How Autograd Works

numpygrad uses define-by-run (also called dynamic) automatic differentiation. The computation graph is built implicitly as you run operations — there is no separate “compilation” step.

The computation graph

Every Array that participates in a differentiable computation holds a reference to the Function that produced it (array.grad_fn) and to its input Array nodes (array.parents). Together these form a directed acyclic graph (DAG) where:

  • Nodes are Array objects.

  • Edges point from an output array back to its inputs.

  • Leaf nodes are arrays you created directly (e.g. with npg.array(...) or npg.random.randn(...)). They have no grad_fn.

A simple example:

import numpygrad as npg

a = npg.array([2.0], requires_grad=True)   # leaf
b = npg.array([3.0], requires_grad=True)   # leaf
c = a * b                                  # c.grad_fn = Mul
d = c + a                                  # d.grad_fn = Add

The graph for d looks like:

d (Add)
├── c (Mul)
│   ├── a (leaf)
│   └── b (leaf)
└── a (leaf)

Calling backward()

array.backward() traverses the graph in reverse topological order, calling each Function’s backward method and accumulating gradients into array.grad for every leaf with requires_grad=True:

d.backward()
print(a.grad)   # d(d)/d(a) = d/da[(a*b) + a] = b + 1 = 4.0
print(b.grad)   # d(d)/d(b) = d/db[(a*b)] = a = 2.0

By default backward() starts with a scalar gradient of 1. For non-scalar outputs pass an explicit gradient array:

out = npg.array([[1.0, 2.0], [3.0, 4.0]], requires_grad=True)
result = out * 2
result.backward(npg.ones_like(result).data)

Gradient accumulation

Gradients accumulate in array.grad rather than being overwritten. This matches PyTorch’s behaviour and is required when an array appears multiple times in a graph (like a in the example above).
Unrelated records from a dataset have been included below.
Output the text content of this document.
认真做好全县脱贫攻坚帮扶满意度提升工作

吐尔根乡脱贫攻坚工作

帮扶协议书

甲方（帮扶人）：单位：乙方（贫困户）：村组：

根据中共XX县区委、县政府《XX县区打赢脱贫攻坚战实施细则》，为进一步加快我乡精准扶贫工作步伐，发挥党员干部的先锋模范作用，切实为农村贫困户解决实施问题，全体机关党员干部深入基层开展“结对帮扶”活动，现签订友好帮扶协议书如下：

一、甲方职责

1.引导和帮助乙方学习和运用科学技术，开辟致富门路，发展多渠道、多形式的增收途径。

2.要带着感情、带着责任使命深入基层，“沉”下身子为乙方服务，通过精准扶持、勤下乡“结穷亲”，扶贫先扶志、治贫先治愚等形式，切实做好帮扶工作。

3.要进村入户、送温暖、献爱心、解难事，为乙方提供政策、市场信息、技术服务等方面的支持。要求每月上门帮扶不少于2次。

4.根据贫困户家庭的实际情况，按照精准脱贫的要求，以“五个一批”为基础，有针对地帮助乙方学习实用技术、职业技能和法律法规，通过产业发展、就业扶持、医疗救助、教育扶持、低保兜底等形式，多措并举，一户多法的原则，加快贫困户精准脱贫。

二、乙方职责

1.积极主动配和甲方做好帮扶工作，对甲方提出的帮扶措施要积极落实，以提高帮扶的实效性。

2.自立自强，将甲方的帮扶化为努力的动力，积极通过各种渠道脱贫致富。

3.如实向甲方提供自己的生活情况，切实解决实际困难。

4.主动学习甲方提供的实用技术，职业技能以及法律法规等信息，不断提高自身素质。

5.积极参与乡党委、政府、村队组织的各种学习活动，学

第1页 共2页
Call optimizer.zero_grad() (or set array.grad = None) between training steps to reset them.

Non-differentiable operations

Some Array methods — astype, nonzero, all, any, fill, sort, round — do not propagate gradients. They return a new array but do not attach a grad_fn.
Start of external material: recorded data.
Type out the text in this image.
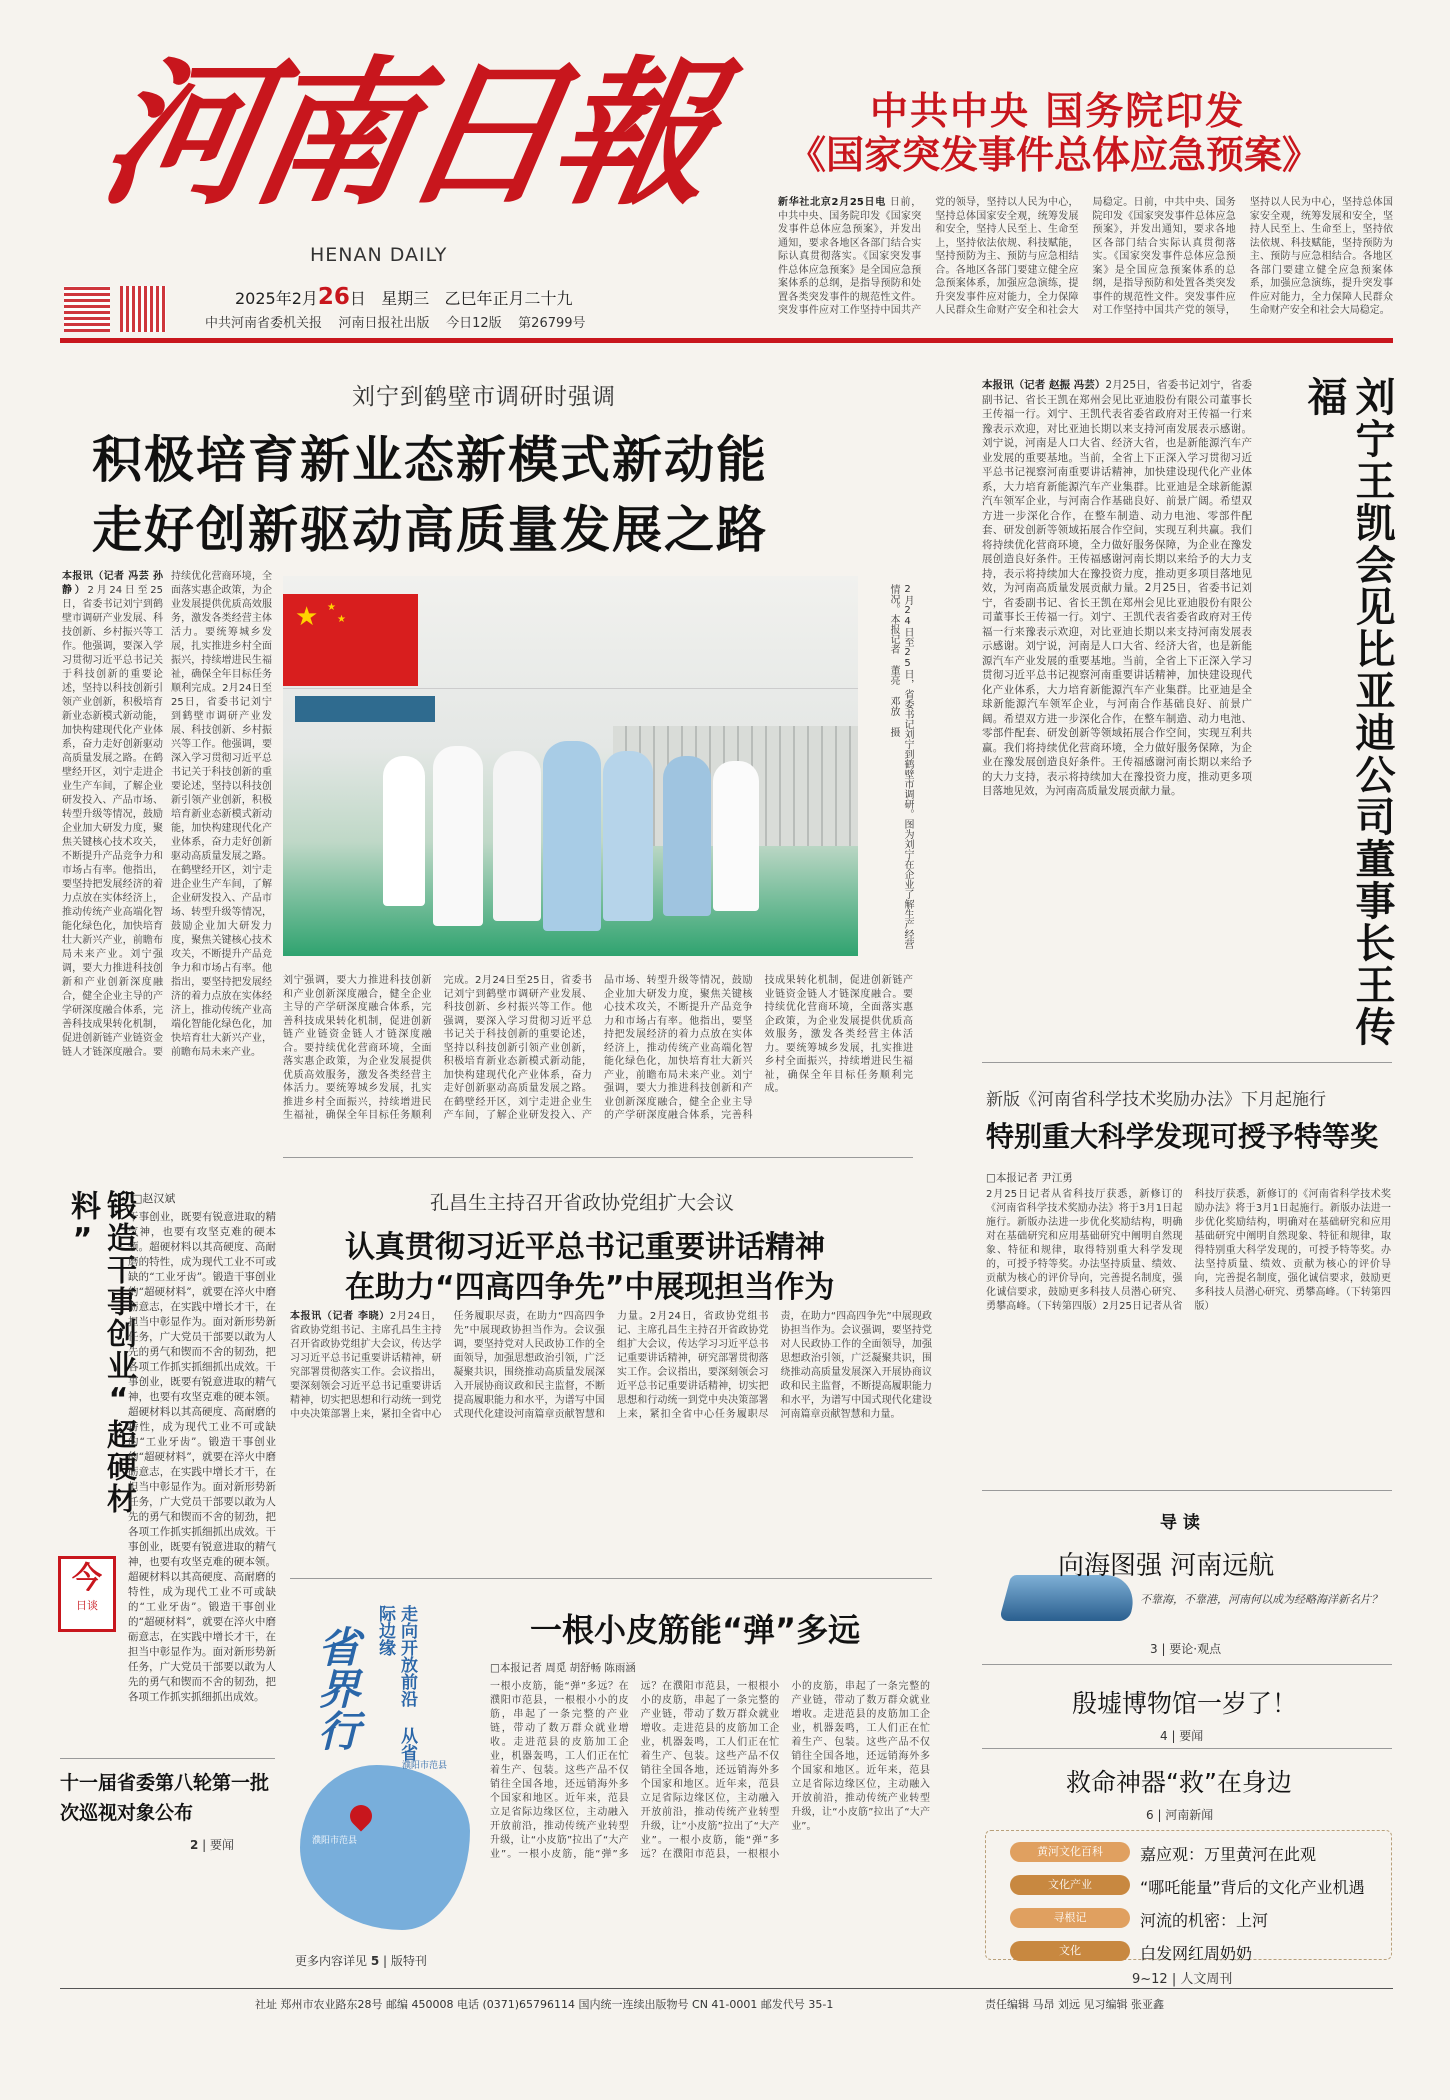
河南日報
HENAN DAILY
2025年2月26日 星期三 乙巳年正月二十九
中共河南省委机关报 河南日报社出版 今日12版 第26799号
中共中央 国务院印发
《国家突发事件总体应急预案》
新华社北京2月25日电 日前，中共中央、国务院印发《国家突发事件总体应急预案》，并发出通知，要求各地区各部门结合实际认真贯彻落实。《国家突发事件总体应急预案》是全国应急预案体系的总纲，是指导预防和处置各类突发事件的规范性文件。突发事件应对工作坚持中国共产党的领导，坚持以人民为中心，坚持总体国家安全观，统筹发展和安全，坚持人民至上、生命至上，坚持依法依规、科技赋能，坚持预防为主、预防与应急相结合。各地区各部门要建立健全应急预案体系，加强应急演练，提升突发事件应对能力，全力保障人民群众生命财产安全和社会大局稳定。日前，中共中央、国务院印发《国家突发事件总体应急预案》，并发出通知，要求各地区各部门结合实际认真贯彻落实。《国家突发事件总体应急预案》是全国应急预案体系的总纲，是指导预防和处置各类突发事件的规范性文件。突发事件应对工作坚持中国共产党的领导，坚持以人民为中心，坚持总体国家安全观，统筹发展和安全，坚持人民至上、生命至上，坚持依法依规、科技赋能，坚持预防为主、预防与应急相结合。各地区各部门要建立健全应急预案体系，加强应急演练，提升突发事件应对能力，全力保障人民群众生命财产安全和社会大局稳定。
刘宁到鹤壁市调研时强调
积极培育新业态新模式新动能
走好创新驱动高质量发展之路
本报讯（记者 冯芸 孙静）2月24日至25日，省委书记刘宁到鹤壁市调研产业发展、科技创新、乡村振兴等工作。他强调，要深入学习贯彻习近平总书记关于科技创新的重要论述，坚持以科技创新引领产业创新，积极培育新业态新模式新动能，加快构建现代化产业体系，奋力走好创新驱动高质量发展之路。在鹤壁经开区，刘宁走进企业生产车间，了解企业研发投入、产品市场、转型升级等情况，鼓励企业加大研发力度，聚焦关键核心技术攻关，不断提升产品竞争力和市场占有率。他指出，要坚持把发展经济的着力点放在实体经济上，推动传统产业高端化智能化绿色化，加快培育壮大新兴产业，前瞻布局未来产业。刘宁强调，要大力推进科技创新和产业创新深度融合，健全企业主导的产学研深度融合体系，完善科技成果转化机制，促进创新链产业链资金链人才链深度融合。要持续优化营商环境，全面落实惠企政策，为企业发展提供优质高效服务，激发各类经营主体活力。要统筹城乡发展，扎实推进乡村全面振兴，持续增进民生福祉，确保全年目标任务顺利完成。2月24日至25日，省委书记刘宁到鹤壁市调研产业发展、科技创新、乡村振兴等工作。他强调，要深入学习贯彻习近平总书记关于科技创新的重要论述，坚持以科技创新引领产业创新，积极培育新业态新模式新动能，加快构建现代化产业体系，奋力走好创新驱动高质量发展之路。在鹤壁经开区，刘宁走进企业生产车间，了解企业研发投入、产品市场、转型升级等情况，鼓励企业加大研发力度，聚焦关键核心技术攻关，不断提升产品竞争力和市场占有率。他指出，要坚持把发展经济的着力点放在实体经济上，推动传统产业高端化智能化绿色化，加快培育壮大新兴产业，前瞻布局未来产业。
★ ★
★	2月24日至25日，省委书记刘宁到鹤壁市调研。图为刘宁在企业了解生产经营情况。本报记者 董亮 邓放 摄
刘宁强调，要大力推进科技创新和产业创新深度融合，健全企业主导的产学研深度融合体系，完善科技成果转化机制，促进创新链产业链资金链人才链深度融合。要持续优化营商环境，全面落实惠企政策，为企业发展提供优质高效服务，激发各类经营主体活力。要统筹城乡发展，扎实推进乡村全面振兴，持续增进民生福祉，确保全年目标任务顺利完成。2月24日至25日，省委书记刘宁到鹤壁市调研产业发展、科技创新、乡村振兴等工作。他强调，要深入学习贯彻习近平总书记关于科技创新的重要论述，坚持以科技创新引领产业创新，积极培育新业态新模式新动能，加快构建现代化产业体系，奋力走好创新驱动高质量发展之路。在鹤壁经开区，刘宁走进企业生产车间，了解企业研发投入、产品市场、转型升级等情况，鼓励企业加大研发力度，聚焦关键核心技术攻关，不断提升产品竞争力和市场占有率。他指出，要坚持把发展经济的着力点放在实体经济上，推动传统产业高端化智能化绿色化，加快培育壮大新兴产业，前瞻布局未来产业。刘宁强调，要大力推进科技创新和产业创新深度融合，健全企业主导的产学研深度融合体系，完善科技成果转化机制，促进创新链产业链资金链人才链深度融合。要持续优化营商环境，全面落实惠企政策，为企业发展提供优质高效服务，激发各类经营主体活力。要统筹城乡发展，扎实推进乡村全面振兴，持续增进民生福祉，确保全年目标任务顺利完成。
本报讯（记者 赵振 冯芸）2月25日，省委书记刘宁，省委副书记、省长王凯在郑州会见比亚迪股份有限公司董事长王传福一行。刘宁、王凯代表省委省政府对王传福一行来豫表示欢迎，对比亚迪长期以来支持河南发展表示感谢。刘宁说，河南是人口大省、经济大省，也是新能源汽车产业发展的重要基地。当前，全省上下正深入学习贯彻习近平总书记视察河南重要讲话精神，加快建设现代化产业体系，大力培育新能源汽车产业集群。比亚迪是全球新能源汽车领军企业，与河南合作基础良好、前景广阔。希望双方进一步深化合作，在整车制造、动力电池、零部件配套、研发创新等领域拓展合作空间，实现互利共赢。我们将持续优化营商环境，全力做好服务保障，为企业在豫发展创造良好条件。王传福感谢河南长期以来给予的大力支持，表示将持续加大在豫投资力度，推动更多项目落地见效，为河南高质量发展贡献力量。2月25日，省委书记刘宁，省委副书记、省长王凯在郑州会见比亚迪股份有限公司董事长王传福一行。刘宁、王凯代表省委省政府对王传福一行来豫表示欢迎，对比亚迪长期以来支持河南发展表示感谢。刘宁说，河南是人口大省、经济大省，也是新能源汽车产业发展的重要基地。当前，全省上下正深入学习贯彻习近平总书记视察河南重要讲话精神，加快建设现代化产业体系，大力培育新能源汽车产业集群。比亚迪是全球新能源汽车领军企业，与河南合作基础良好、前景广阔。希望双方进一步深化合作，在整车制造、动力电池、零部件配套、研发创新等领域拓展合作空间，实现互利共赢。我们将持续优化营商环境，全力做好服务保障，为企业在豫发展创造良好条件。王传福感谢河南长期以来给予的大力支持，表示将持续加大在豫投资力度，推动更多项目落地见效，为河南高质量发展贡献力量。	刘宁王凯会见比亚迪公司董事长王传福
新版《河南省科学技术奖励办法》下月起施行
特别重大科学发现可授予特等奖
□本报记者 尹江勇
2月25日记者从省科技厅获悉，新修订的《河南省科学技术奖励办法》将于3月1日起施行。新版办法进一步优化奖励结构，明确对在基础研究和应用基础研究中阐明自然现象、特征和规律，取得特别重大科学发现的，可授予特等奖。办法坚持质量、绩效、贡献为核心的评价导向，完善提名制度，强化诚信要求，鼓励更多科技人员潜心研究、勇攀高峰。（下转第四版）2月25日记者从省科技厅获悉，新修订的《河南省科学技术奖励办法》将于3月1日起施行。新版办法进一步优化奖励结构，明确对在基础研究和应用基础研究中阐明自然现象、特征和规律，取得特别重大科学发现的，可授予特等奖。办法坚持质量、绩效、贡献为核心的评价导向，完善提名制度，强化诚信要求，鼓励更多科技人员潜心研究、勇攀高峰。（下转第四版）
锻造干事创业“超硬材料”
今
日谈
□赵汉斌
干事创业，既要有锐意进取的精气神，也要有攻坚克难的硬本领。超硬材料以其高硬度、高耐磨的特性，成为现代工业不可或缺的“工业牙齿”。锻造干事创业的“超硬材料”，就要在淬火中磨砺意志，在实践中增长才干，在担当中彰显作为。面对新形势新任务，广大党员干部要以敢为人先的勇气和锲而不舍的韧劲，把各项工作抓实抓细抓出成效。干事创业，既要有锐意进取的精气神，也要有攻坚克难的硬本领。超硬材料以其高硬度、高耐磨的特性，成为现代工业不可或缺的“工业牙齿”。锻造干事创业的“超硬材料”，就要在淬火中磨砺意志，在实践中增长才干，在担当中彰显作为。面对新形势新任务，广大党员干部要以敢为人先的勇气和锲而不舍的韧劲，把各项工作抓实抓细抓出成效。干事创业，既要有锐意进取的精气神，也要有攻坚克难的硬本领。超硬材料以其高硬度、高耐磨的特性，成为现代工业不可或缺的“工业牙齿”。锻造干事创业的“超硬材料”，就要在淬火中磨砺意志，在实践中增长才干，在担当中彰显作为。面对新形势新任务，广大党员干部要以敢为人先的勇气和锲而不舍的韧劲，把各项工作抓实抓细抓出成效。
十一届省委第八轮第一批次巡视对象公布
2 | 要闻
孔昌生主持召开省政协党组扩大会议
认真贯彻习近平总书记重要讲话精神
在助力“四高四争先”中展现担当作为
本报讯（记者 李晓）2月24日，省政协党组书记、主席孔昌生主持召开省政协党组扩大会议，传达学习习近平总书记重要讲话精神，研究部署贯彻落实工作。会议指出，要深刻领会习近平总书记重要讲话精神，切实把思想和行动统一到党中央决策部署上来，紧扣全省中心任务履职尽责，在助力“四高四争先”中展现政协担当作为。会议强调，要坚持党对人民政协工作的全面领导，加强思想政治引领，广泛凝聚共识，围绕推动高质量发展深入开展协商议政和民主监督，不断提高履职能力和水平，为谱写中国式现代化建设河南篇章贡献智慧和力量。2月24日，省政协党组书记、主席孔昌生主持召开省政协党组扩大会议，传达学习习近平总书记重要讲话精神，研究部署贯彻落实工作。会议指出，要深刻领会习近平总书记重要讲话精神，切实把思想和行动统一到党中央决策部署上来，紧扣全省中心任务履职尽责，在助力“四高四争先”中展现政协担当作为。会议强调，要坚持党对人民政协工作的全面领导，加强思想政治引领，广泛凝聚共识，围绕推动高质量发展深入开展协商议政和民主监督，不断提高履职能力和水平，为谱写中国式现代化建设河南篇章贡献智慧和力量。
濮阳市范县
省界行	走向开放前沿 从省际边缘
濮阳市范县
更多内容详见 5 | 版特刊
一根小皮筋能“弹”多远
□本报记者 周觅 胡舒畅 陈雨涵
一根小皮筋，能“弹”多远？在濮阳市范县，一根根小小的皮筋，串起了一条完整的产业链，带动了数万群众就业增收。走进范县的皮筋加工企业，机器轰鸣，工人们正在忙着生产、包装。这些产品不仅销往全国各地，还远销海外多个国家和地区。近年来，范县立足省际边缘区位，主动融入开放前沿，推动传统产业转型升级，让“小皮筋”拉出了“大产业”。一根小皮筋，能“弹”多远？在濮阳市范县，一根根小小的皮筋，串起了一条完整的产业链，带动了数万群众就业增收。走进范县的皮筋加工企业，机器轰鸣，工人们正在忙着生产、包装。这些产品不仅销往全国各地，还远销海外多个国家和地区。近年来，范县立足省际边缘区位，主动融入开放前沿，推动传统产业转型升级，让“小皮筋”拉出了“大产业”。一根小皮筋，能“弹”多远？在濮阳市范县，一根根小小的皮筋，串起了一条完整的产业链，带动了数万群众就业增收。走进范县的皮筋加工企业，机器轰鸣，工人们正在忙着生产、包装。这些产品不仅销往全国各地，还远销海外多个国家和地区。近年来，范县立足省际边缘区位，主动融入开放前沿，推动传统产业转型升级，让“小皮筋”拉出了“大产业”。
导 读
向海图强 河南远航
不靠海，不靠港，河南何以成为经略海洋新名片？
3 | 要论·观点
殷墟博物馆一岁了！
4 | 要闻
救命神器“救”在身边
6 | 河南新闻
黄河文化百科	嘉应观：万里黄河在此观
文化产业	“哪吒能量”背后的文化产业机遇
寻根记	河流的机密：上河
文化	白发网红周奶奶
9~12 | 人文周刊
社址 郑州市农业路东28号 邮编 450008 电话 (0371)65796114 国内统一连续出版物号 CN 41-0001 邮发代号 35-1	责任编辑 马昂 刘远 见习编辑 张亚鑫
Comparison operators (>, <, ==, etc.) also return arrays without gradient tracking, since they are not differentiable.

Broadcasting and gradients

When an operation broadcasts one operand to match the shape of another, backward() automatically sums the upstream gradient over the broadcasted axes to recover the gradient of the original (smaller) shape. You do not need to handle this manually.